How to Lighten / Make It Creamy

  • Lighten: Omit potato and thin with extra stock, then add an extra squeeze of lemon.
  • Creamy: Blend ultra-smooth and finish with yogurt or a splash of coconut milk off heat. Temper dairy by whisking in a little hot soup first.

Toppings, Garnishes & Finishes

  • Crunch: Herbed croutons or toasted pepitas.
  • Fresh: Chives, basil, or parsley.
  • Tang/Heat: Extra lemon wedges, chili flakes, or a few drops of chili oil.
    A sprinkle, a swirl, a squeeze—your three-second upgrade.

Sides & Pairings

Serve with warm flatbread, a simple couscous, or buttered toast. For a light plate, make a shaved fennel and cucumber salad with lemon and olive oil. Sip sparkling water with a lemon wheel to keep the palette lifted.

Scaling the Recipe

Double everything in a wider pot for faster wilting. Cool big batches in shallow containers so the color stays bright. Halving is straightforward; cooking times remain nearly the same.

Nutrition & Dietary Notes

This Spring Soup leans naturally lower in calories with fiber from greens and optional potato. It’s gluten-free; dairy is optional and easy to swap. Sodium depends on stock—taste as you go.

Troubleshooting

  • Too sour? Add a pinch of salt and a drizzle of olive oil; a little potato or bean helps round it out.
  • Muted flavor? Add a small pinch of salt, then lemon. Flavor wakes up in that order.
  • Stringy texture? Blend longer and strain if desired.
  • Color dulling? Don’t over-simmer after blending; finish and serve.

FAQs

Can I use frozen ingredients? Absolutely—frozen spinach is reliable and budget-friendly.
Best veg swaps? Baby kale or chard; blend smooth.
Keep it from drying out? Add a splash of stock when reheating; finish with lemon.
Dairy-free/gluten-free? Yes—skip dairy, and it’s GF as written.
How long does it keep? 3–4 days chilled; up to 2 months frozen.

Variations

  • Lemony Herb: Add zest plus dill and parsley before blending.
  • Spicy Chipotle: Blend in chipotle and finish with lime.
  • Creamy Parmesan: Stir in grated parmesan and a small splash of milk off heat.

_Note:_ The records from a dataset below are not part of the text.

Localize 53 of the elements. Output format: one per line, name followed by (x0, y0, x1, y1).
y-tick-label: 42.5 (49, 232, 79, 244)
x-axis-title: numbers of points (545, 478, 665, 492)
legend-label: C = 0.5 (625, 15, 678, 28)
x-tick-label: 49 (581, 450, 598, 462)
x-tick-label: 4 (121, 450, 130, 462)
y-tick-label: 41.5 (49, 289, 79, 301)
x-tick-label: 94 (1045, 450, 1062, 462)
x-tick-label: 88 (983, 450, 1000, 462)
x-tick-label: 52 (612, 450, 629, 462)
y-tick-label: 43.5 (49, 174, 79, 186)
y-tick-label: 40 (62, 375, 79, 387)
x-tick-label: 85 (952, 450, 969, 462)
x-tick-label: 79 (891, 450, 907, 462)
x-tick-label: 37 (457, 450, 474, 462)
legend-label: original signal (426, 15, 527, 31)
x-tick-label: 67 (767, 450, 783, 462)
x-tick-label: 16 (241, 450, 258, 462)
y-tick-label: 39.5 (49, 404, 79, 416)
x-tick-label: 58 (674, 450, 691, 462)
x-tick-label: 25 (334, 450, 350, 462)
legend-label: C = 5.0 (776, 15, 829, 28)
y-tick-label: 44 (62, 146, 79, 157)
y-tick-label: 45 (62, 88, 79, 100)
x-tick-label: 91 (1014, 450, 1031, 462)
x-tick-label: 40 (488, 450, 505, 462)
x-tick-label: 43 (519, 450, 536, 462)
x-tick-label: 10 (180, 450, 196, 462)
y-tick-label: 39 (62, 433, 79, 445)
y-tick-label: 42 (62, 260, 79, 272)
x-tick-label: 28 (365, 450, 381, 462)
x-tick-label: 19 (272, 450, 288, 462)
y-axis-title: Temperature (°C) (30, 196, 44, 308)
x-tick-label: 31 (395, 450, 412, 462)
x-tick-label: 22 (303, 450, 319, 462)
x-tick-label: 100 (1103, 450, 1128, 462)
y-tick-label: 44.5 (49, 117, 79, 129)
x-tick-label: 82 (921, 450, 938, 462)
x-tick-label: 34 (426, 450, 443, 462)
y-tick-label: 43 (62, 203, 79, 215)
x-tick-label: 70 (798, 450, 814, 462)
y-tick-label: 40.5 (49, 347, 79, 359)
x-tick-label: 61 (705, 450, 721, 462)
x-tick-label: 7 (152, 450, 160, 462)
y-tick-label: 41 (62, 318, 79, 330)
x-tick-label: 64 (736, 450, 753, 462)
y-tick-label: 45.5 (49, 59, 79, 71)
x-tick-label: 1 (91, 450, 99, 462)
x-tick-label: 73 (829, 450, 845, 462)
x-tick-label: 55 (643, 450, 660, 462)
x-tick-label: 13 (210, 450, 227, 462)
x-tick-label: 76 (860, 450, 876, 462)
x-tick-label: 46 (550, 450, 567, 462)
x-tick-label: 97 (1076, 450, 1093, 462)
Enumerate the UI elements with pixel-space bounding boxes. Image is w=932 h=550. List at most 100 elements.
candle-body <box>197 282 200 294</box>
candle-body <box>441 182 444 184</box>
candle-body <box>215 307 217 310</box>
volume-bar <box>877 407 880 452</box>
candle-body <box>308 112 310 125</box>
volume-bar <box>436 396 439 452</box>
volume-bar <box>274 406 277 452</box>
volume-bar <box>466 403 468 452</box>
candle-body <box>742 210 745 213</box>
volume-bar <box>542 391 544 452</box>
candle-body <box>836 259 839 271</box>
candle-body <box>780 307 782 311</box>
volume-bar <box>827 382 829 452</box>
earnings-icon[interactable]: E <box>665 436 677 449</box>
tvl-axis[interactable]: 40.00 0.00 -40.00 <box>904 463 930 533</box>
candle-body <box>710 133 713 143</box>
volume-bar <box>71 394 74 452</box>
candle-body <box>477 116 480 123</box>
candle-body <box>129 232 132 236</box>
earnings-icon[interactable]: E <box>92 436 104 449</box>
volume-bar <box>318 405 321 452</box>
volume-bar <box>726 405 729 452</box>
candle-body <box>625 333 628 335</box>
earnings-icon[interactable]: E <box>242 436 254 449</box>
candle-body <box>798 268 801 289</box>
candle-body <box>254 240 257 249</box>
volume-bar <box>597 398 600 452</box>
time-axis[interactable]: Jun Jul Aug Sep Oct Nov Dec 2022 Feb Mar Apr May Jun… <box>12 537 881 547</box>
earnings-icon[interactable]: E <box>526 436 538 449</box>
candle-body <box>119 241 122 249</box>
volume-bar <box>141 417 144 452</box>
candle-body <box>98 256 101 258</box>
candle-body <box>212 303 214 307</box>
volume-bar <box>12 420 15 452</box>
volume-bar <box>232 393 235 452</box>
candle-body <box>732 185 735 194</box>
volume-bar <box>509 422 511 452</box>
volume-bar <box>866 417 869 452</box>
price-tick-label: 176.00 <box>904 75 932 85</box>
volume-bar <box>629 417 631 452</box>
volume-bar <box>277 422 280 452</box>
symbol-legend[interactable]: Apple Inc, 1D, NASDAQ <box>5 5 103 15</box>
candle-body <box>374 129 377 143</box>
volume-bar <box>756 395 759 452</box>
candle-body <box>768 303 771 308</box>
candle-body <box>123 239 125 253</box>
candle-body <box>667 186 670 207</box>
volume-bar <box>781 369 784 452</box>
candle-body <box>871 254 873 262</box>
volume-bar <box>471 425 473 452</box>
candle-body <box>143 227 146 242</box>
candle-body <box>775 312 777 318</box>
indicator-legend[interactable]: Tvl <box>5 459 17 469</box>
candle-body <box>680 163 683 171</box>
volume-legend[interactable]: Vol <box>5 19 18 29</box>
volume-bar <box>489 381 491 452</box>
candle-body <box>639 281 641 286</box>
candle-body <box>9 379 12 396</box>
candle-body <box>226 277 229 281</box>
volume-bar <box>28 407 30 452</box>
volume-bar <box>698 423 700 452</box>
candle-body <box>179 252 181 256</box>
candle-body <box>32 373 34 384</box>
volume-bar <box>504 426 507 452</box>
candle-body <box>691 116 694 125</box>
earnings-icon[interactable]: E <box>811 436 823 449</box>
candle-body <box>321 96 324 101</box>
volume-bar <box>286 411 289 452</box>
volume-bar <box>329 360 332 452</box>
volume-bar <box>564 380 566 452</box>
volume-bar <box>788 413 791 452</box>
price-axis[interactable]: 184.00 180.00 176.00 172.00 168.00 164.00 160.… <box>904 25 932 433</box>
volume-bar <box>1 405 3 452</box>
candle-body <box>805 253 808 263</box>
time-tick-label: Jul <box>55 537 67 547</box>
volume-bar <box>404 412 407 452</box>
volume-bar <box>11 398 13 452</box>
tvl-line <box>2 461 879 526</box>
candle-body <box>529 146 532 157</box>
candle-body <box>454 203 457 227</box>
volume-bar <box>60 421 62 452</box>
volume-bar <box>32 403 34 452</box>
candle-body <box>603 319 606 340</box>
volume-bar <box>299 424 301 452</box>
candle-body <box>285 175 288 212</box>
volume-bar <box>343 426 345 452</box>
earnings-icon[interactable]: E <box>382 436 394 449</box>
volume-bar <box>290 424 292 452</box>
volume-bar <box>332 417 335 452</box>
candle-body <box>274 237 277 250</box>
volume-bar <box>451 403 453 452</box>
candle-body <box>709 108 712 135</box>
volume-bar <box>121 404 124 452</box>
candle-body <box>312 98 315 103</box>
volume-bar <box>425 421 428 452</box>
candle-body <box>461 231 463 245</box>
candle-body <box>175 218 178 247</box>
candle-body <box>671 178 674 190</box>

For more riffs—from creamy classics to brothy greens—browse my Soup Recipes.

Chef Notes / Test Kitchen Tips

What changed everything: lemon timing. Add it after blending so the brightness stays vivid. Also, season modestly before lemon, then fine-tune. Expect a comfortable finish window at 18–22 minutes total, depending on your pot and heat.

Conclusion

For the nights you want a nourishing Spring Soup that’s quick, bright, and comforting, this green bowl is the move. It stores like a champ for 3–4 days, making lunches easy. If it earns a spot in your Spring Soup Ideas, save and share—then keep lemons and spinach on standby for the next batch.